SCSI-2 is officially known as ANSI X3.131-1994. The SCSI-2 specification is essentially an improved version of SCSI-1 with some parts of the specification tightened and several new features and options added. Normally, SCSI-1 and SCSI-2 devices are compatible, but SCSI-1 devices ignore the additional features in SCSI-2.

Some of the changes in SCSI-2 are very minor. For example, SCSI-1 allowed SCSI bus parity to be optional, whereas parity must be implemented in SCSI-2. Parity is an extra bit that is sent as a verification bit to ensure that the data is not corrupted.

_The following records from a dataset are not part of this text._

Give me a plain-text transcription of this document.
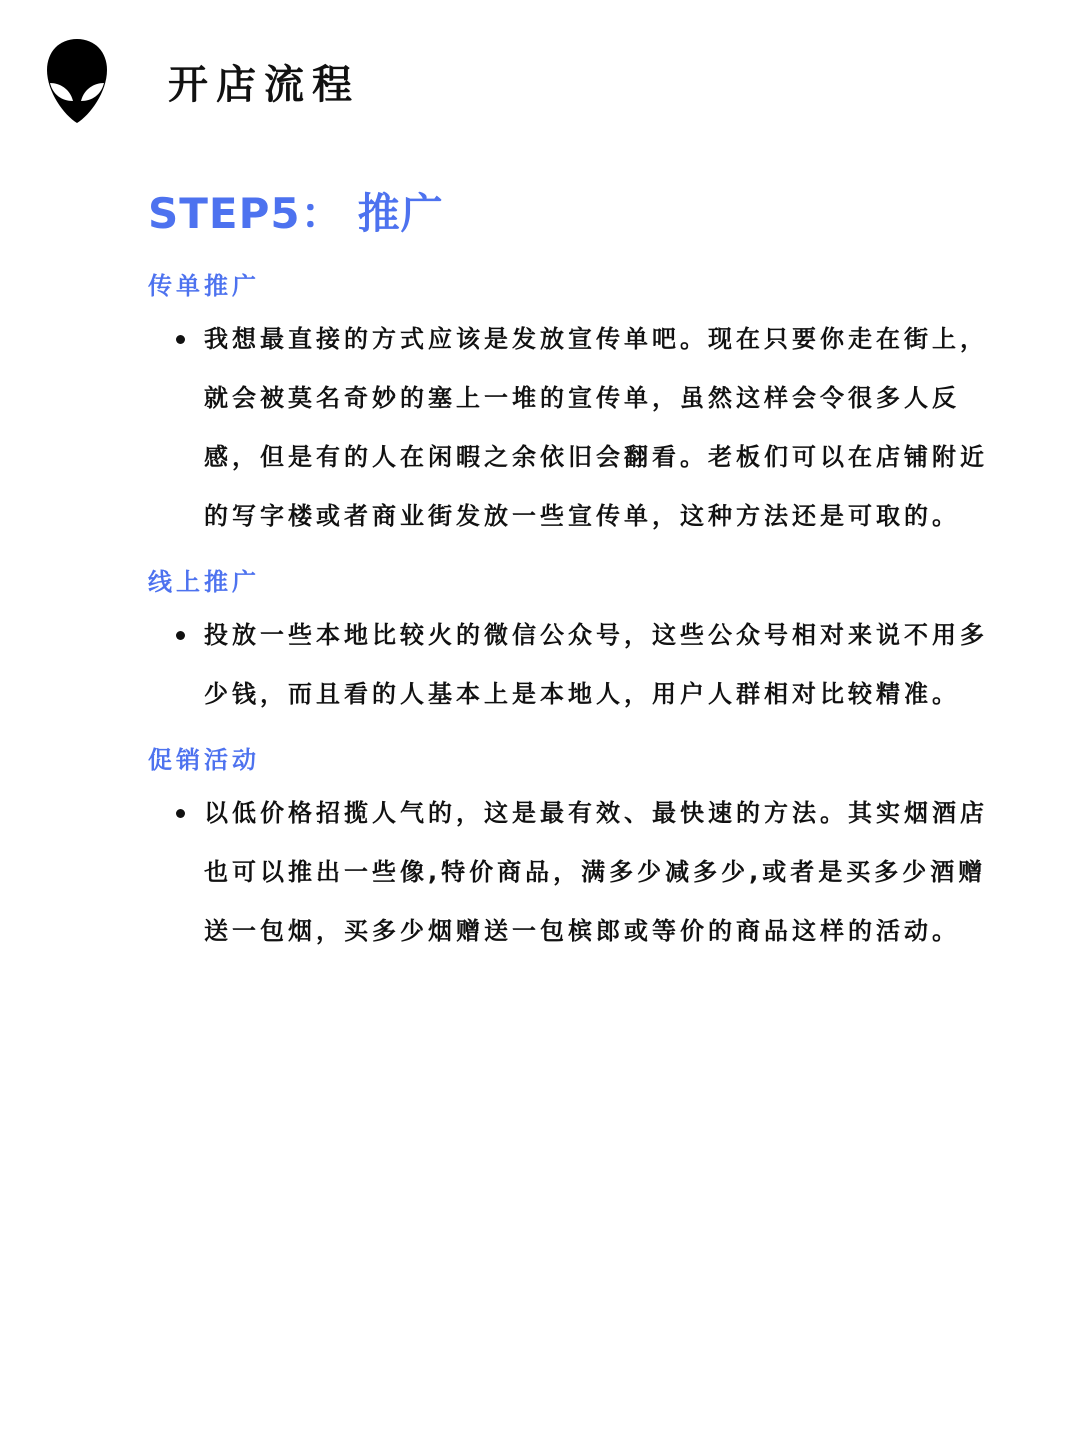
开店流程
STEP5： 推广
传单推广
我想最直接的方式应该是发放宣传单吧。现在只要你走在街上，就会被莫名奇妙的塞上一堆的宣传单，虽然这样会令很多人反感，但是有的人在闲暇之余依旧会翻看。老板们可以在店铺附近的写字楼或者商业街发放一些宣传单，这种方法还是可取的。
线上推广
投放一些本地比较火的微信公众号，这些公众号相对来说不用多少钱，而且看的人基本上是本地人，用户人群相对比较精准。
促销活动
以低价格招揽人气的，这是最有效、最快速的方法。其实烟酒店也可以推出一些像,特价商品，满多少减多少,或者是买多少酒赠送一包烟，买多少烟赠送一包槟郎或等价的商品这样的活动。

Another requirement is that initiator devices, such as host adapters, provide terminator power to the interface; most devices already did so, though. SCSI-2 also added several optional features:

  • Fast SCSI (10MHz)

  • Wide SCSI (16-bit transfers)

  • Command queuing

  • New commands

  • High-density, 50-pin cable connectors

  • Active (Alternative 2) termination for improved single-ended (SE) transmission

  • High Voltage Differential transmission (incompatible with SE on the same bus) for longer bus lengths

Wide SCSI enables parallel data transfers at a bus width of 16 bits. The wider connection requires a new cable design. The standard 50-conductor, 8-bit cable is called the A cable. SCSI-2 originally defined a special 68-conductor B cable that was supposed to be used in conjunction with the A cable for 32-bit wide transfers.

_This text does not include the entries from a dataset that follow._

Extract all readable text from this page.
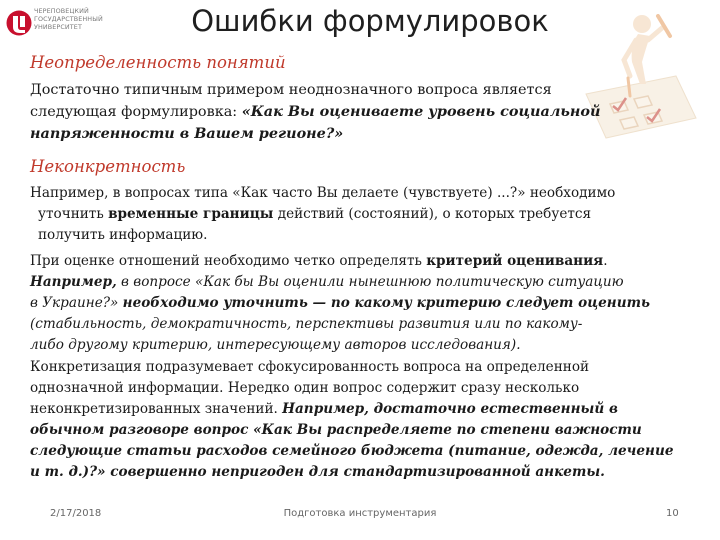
ЧЕРЕПОВЕЦКИЙ
ГОСУДАРСТВЕННЫЙ
УНИВЕРСИТЕТ	Ошибки формулировок
Неопределенность понятий
Достаточно типичным примером неоднозначного вопроса является
следующая формулировка: «Как Вы оцениваете уровень социальной
напряженности в Вашем регионе?»
Неконкретность
Например, в вопросах типа «Как часто Вы делаете (чувствуете) ...?» необходимо
уточнить временные границы действий (состояний), о которых требуется
получить информацию.
При оценке отношений необходимо четко определять критерий оценивания.
Например, в вопросе «Как бы Вы оценили нынешнюю политическую ситуацию
в Украине?» необходимо уточнить — по какому критерию следует оценить
(стабильность, демократичность, перспективы развития или по какому-
либо другому критерию, интересующему авторов исследования).
Конкретизация подразумевает сфокусированность вопроса на определенной
однозначной информации. Нередко один вопрос содержит сразу несколько
неконкретизированных значений. Например, достаточно естественный в
обычном разговоре вопрос «Как Вы распределяете по степени важности
следующие статьи расходов семейного бюджета (питание, одежда, лечение
и т. д.)?» совершенно непригоден для стандартизированной анкеты.
2/17/2018	Подготовка инструментария	10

However, because of a lack of industry support and the added expenses involved, 32-bit SCSI was never actually implemented and was finally removed as part of the SCSI-3 specifications. Therefore, two different types of SCSI cables are now available, called the A cable and the P cable.

A cables are any SCSI cables with 50-pin connectors, whereas P cables are any SCSI cables with 68-pin connectors. You need a P cable if you are connecting a Wide SCSI device and want it to work in 16-bit mode. The P cable was not officially included in the standard until SCSI-3.

Fast SCSI refers to high-speed synchronous transfer capability. Fast SCSI achieves a 10MBps transfer rate on the standard 8-bit SCSI cabling. When combined with a 16-bit Wide SCSI interface, this configuration results in data-transfer rates of 20MBps (called Fast/Wide).

The high-density connectors enable smaller, more efficient connector and cable designs.

In SCSI-1, an initiator device, such as a host adapter, was limited to sending one command per device. In SCSI-2, the host adapter can send as many as 256 commands to a single device, which will store and process those commands internally before responding on the SCSI bus.

The target device can even resequence the commands to enable the most efficient execution or performance possible. This is especially useful in multitasking environments, such as OS/2 and Windows NT, which can take advantage of this feature.

SCSI-2 took the Common Command Set that was being used throughout the industry and made it an official part of the standard. The CCS was designed mainly for disk drives and did not include specific commands designed for other types of devices.

In SCSI-2, many of the old commands are reworked, and several new commands have been added. New command sets have been added for CD-ROMs, optical drives, scanners, communications devices, and media changers (jukeboxes). The single-ended SCSI bus depends on very tight termination tolerances to function reliably.

Unfortunately, the original 132-ohm passive termination defined in the SCSI-1 document was not designed for use at the higher synchronous speeds now possible. These passive terminators, which are sometimes built in to SCSI devices, can cause signal reflections to generate errors when transfer rates increase or when more devices are added to the bus.

SCSI-2 defines an active (voltage-regulated) terminator that lowers termination impedance to 110 ohms and improves system integrity. Note that LVD SCSI requires special LVD terminators. If you use SE terminators on a bus with LVD devices, they either won't work or, if they are multimode devices, will default to SE operation.

These features are not required; they are optional under the SCSI-2 specification. If you connect a standard SCSI host adapter to a Fast SCSI drive, for example, the interface will work, but only at standard SCSI speeds.